7.1 Het door klager ingestelde verzet kan niet slagen. Het enkele feit dat de kantonrechter in de verzetprocedure tussen klager en zijn wederpartij heeft geoordeeld dat er onvoldoende reden was het exploot op een ander adres te laten dan het adres waar klager stond ingeschreven, maakt nog niet dat moet worden geoordeeld dat de gerechtsdeurwaarder die anders heeft gehandeld tuchtrechtelijk laakbaar heeft gehandeld. De Kamer dient een eigen afweging te maken of de handelwijze van de gerechtsdeurwaarder een tuchtrechtelijk verwijtbare gedraging in de zin van artikel 34, eerste lid van de Gerechtsdeurwaarderswet oplevert.

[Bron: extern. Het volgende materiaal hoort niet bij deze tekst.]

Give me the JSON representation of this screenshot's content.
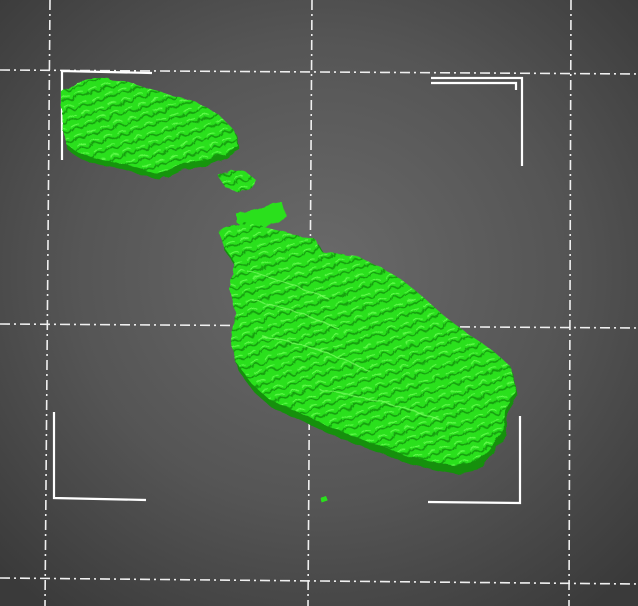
{
  "viewport": {
    "background_center": "#656565",
    "background_edge": "#3e3e3e",
    "grid_color": "#f2f2f2",
    "frame_color": "#ffffff"
  },
  "model": {
    "island_gozo": "gozo-island",
    "island_comino": "comino-island",
    "island_malta": "malta-island",
    "fill_color": "#25e51a",
    "shade_color": "#19a012",
    "highlight_color": "#6cff52"
  }
}
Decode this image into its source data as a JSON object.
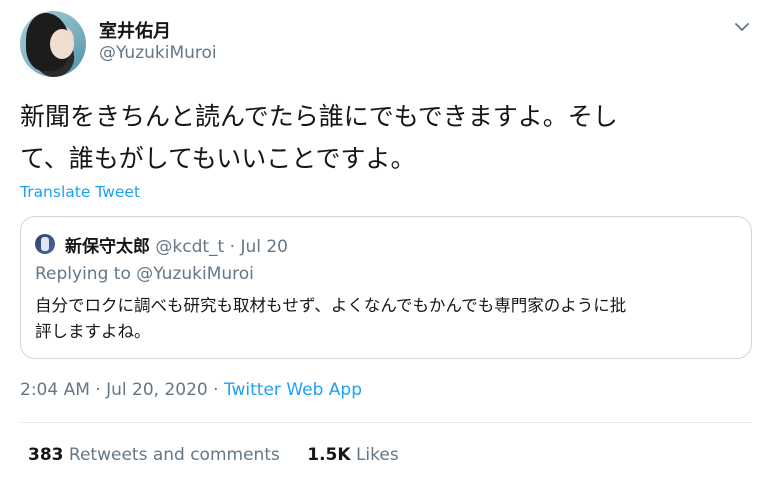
{
  "author": {
    "name": "室井佑月",
    "handle": "@YuzukiMuroi"
  },
  "tweet": {
    "line1": "新聞をきちんと読んでたら誰にでもできますよ。そし",
    "line2": "て、誰もがしてもいいことですよ。",
    "translate_label": "Translate Tweet"
  },
  "quote": {
    "name": "新保守太郎",
    "handle": "@kcdt_t",
    "separator": "·",
    "date": "Jul 20",
    "replying_prefix": "Replying to ",
    "replying_handle": "@YuzukiMuroi",
    "line1": "自分でロクに調べも研究も取材もせず、よくなんでもかんでも専門家のように批",
    "line2": "評しますよね。"
  },
  "meta": {
    "timestamp": "2:04 AM · Jul 20, 2020",
    "separator": "·",
    "source": "Twitter Web App"
  },
  "stats": {
    "retweets_count": "383",
    "retweets_label": "Retweets and comments",
    "likes_count": "1.5K",
    "likes_label": "Likes"
  },
  "icons": {
    "caret": "chevron-down-icon"
  },
  "colors": {
    "link": "#1da1f2",
    "secondary_text": "#657786",
    "primary_text": "#14171a",
    "border": "#ccd6dd"
  }
}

7.2 Als algemene regel kan worden aangehouden dat iemands woonplaats is gelegen in de gemeente waar hij in het persoonsregister (GBA) staat ingeschreven. De inschrijving in de GBA is echter niet beslissend. Bij de vraag waar iemand zijn woonplaats heeft en waar deze zich bevindt spelen feitelijke omstandigheden ook een rol. In het tuchtrecht is herhaaldelijk geoordeeld dat als de feitelijke situatie aanleiding geeft om te twijfelen, het voor zich spreekt dat een gerechtsdeurwaarder alsnog (verder) zelfstandig onderzoek verricht (naar de werkelijk woon-of verblijfplaats: toevoeging Kamer zie: ECLI:NL:GHAMS:2012:BZ5463). Indien uit dat onderzoek blijkt dat betrokkene in kwestie niet woonachtig is op het adres alwaar hij staat ingeschreven, moet aan de gegevens van de GBA voorbij worden gegaan. De gerechtsdeurwaarder heeft in zijn inleidende verweerschrift uitvoerig en met stukken onderbouwd toegelicht op grond waarvan hij de dagvaarding niet heeft betekend op het adres waar klager volgens de GBA stond ingeschreven. Wat daartegen door klager in verzet is aangevoerd, doet daaraan niet af.

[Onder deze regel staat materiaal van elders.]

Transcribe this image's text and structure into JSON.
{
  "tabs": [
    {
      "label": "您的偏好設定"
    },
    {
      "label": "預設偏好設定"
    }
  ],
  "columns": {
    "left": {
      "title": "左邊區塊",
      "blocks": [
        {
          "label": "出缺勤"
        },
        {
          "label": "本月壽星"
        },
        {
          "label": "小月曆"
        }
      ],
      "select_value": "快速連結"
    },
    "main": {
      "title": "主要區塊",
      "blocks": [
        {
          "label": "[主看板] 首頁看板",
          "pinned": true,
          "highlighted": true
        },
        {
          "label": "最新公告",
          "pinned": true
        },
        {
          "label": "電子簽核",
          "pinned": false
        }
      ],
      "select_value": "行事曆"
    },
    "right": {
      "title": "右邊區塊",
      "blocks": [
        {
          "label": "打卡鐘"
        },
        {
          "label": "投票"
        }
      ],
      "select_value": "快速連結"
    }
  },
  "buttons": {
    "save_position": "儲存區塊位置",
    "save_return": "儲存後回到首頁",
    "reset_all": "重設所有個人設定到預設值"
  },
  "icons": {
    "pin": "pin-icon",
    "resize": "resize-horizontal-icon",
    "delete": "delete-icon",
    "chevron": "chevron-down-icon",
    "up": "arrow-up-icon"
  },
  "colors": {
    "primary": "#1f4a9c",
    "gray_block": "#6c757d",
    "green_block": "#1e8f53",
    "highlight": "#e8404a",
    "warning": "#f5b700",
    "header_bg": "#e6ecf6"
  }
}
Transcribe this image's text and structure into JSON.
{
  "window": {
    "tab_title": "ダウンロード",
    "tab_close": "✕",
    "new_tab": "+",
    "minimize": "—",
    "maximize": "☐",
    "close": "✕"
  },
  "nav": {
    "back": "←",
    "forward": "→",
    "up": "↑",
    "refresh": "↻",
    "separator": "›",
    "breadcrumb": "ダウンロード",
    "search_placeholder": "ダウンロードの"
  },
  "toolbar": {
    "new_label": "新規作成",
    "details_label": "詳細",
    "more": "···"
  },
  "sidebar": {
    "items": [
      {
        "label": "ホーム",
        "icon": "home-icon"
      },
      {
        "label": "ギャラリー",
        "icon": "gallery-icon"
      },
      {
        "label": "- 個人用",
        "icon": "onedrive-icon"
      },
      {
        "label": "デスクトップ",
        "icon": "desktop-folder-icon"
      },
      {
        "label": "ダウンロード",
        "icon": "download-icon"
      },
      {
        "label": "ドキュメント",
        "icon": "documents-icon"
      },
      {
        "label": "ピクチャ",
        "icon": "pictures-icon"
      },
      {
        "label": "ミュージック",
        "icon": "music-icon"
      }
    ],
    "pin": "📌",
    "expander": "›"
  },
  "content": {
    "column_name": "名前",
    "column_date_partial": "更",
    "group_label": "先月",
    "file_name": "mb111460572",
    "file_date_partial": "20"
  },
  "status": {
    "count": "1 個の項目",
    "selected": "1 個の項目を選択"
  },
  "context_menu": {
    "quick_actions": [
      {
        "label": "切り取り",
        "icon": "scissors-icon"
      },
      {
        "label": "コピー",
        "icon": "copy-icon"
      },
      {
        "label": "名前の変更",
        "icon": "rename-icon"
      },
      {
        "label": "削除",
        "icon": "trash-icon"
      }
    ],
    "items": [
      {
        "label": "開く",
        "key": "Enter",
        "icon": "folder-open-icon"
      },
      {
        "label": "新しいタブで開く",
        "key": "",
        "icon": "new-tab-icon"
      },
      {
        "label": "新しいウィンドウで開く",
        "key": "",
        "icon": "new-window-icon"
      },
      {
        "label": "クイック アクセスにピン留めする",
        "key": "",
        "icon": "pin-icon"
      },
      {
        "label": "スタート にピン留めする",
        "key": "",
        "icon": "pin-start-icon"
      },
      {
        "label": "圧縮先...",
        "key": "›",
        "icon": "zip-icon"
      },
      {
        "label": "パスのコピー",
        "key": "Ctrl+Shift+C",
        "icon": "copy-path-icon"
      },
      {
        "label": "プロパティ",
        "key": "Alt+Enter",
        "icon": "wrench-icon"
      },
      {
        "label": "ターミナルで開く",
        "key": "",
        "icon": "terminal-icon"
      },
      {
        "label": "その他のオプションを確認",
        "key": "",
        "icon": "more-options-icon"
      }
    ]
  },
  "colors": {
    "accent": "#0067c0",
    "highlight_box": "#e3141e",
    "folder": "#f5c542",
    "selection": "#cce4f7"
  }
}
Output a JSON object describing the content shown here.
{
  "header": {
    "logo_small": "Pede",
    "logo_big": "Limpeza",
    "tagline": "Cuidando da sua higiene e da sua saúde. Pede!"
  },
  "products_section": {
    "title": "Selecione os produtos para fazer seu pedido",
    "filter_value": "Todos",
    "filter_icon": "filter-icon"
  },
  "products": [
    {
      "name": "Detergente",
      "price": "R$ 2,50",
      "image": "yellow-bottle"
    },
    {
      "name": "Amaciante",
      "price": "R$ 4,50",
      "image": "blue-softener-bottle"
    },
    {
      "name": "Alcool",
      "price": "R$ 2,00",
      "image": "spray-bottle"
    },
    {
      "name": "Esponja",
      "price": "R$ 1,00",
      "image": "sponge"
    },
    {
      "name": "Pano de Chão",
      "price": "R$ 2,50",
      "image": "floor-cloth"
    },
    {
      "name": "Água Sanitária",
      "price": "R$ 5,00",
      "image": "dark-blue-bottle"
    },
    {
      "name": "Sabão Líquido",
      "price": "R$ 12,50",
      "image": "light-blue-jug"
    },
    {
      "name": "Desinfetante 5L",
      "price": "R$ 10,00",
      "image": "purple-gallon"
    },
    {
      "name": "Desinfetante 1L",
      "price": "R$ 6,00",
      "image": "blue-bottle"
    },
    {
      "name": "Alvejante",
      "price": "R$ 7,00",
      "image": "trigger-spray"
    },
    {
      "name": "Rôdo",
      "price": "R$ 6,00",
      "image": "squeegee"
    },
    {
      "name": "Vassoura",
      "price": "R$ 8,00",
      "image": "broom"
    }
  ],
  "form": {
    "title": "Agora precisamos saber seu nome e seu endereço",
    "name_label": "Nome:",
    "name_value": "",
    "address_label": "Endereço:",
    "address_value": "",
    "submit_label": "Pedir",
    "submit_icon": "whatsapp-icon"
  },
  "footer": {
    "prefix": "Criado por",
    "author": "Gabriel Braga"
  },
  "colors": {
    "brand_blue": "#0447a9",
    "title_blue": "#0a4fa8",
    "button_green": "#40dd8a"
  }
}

7.3 Naar het oordeel van de Kamer heeft de voorzitter terecht en op juiste gronden geoordeeld dat de gerechtsdeurwaarder jegens klager niet tuchtrechtelijk laakbaar heeft gehandeld. Hetgeen door klager in verzet is aangevoerd werpt naar het oordeel van de Kamer geen nieuw licht op de zaak waarover de voorzitter heeft beslist. De Kamer zal het verzet met aanvulling van de gronden van de beslissing van de voorzitter ongegrond verklaren.

8. Op grond van het voorgaande wordt beslist als volgt.

BESLISSING:

De Kamer voor Gerechtsdeurwaarders:

-        verklaart het verzet ongegrond.

Aldus gegeven door mr. A.W.J. Ros, voorzitter, mr. A. Sissing en M. Colijn, leden, en uitgesproken ter openbare terechtzitting van 20 mei 2014 in tegenwoordigheid van de secretaris.

Tegen deze beslissing staat op grond van het bepaalde in artikel 39, lid 4 van de

Gerechtsdeurwaarderswet geen rechtsmiddel open.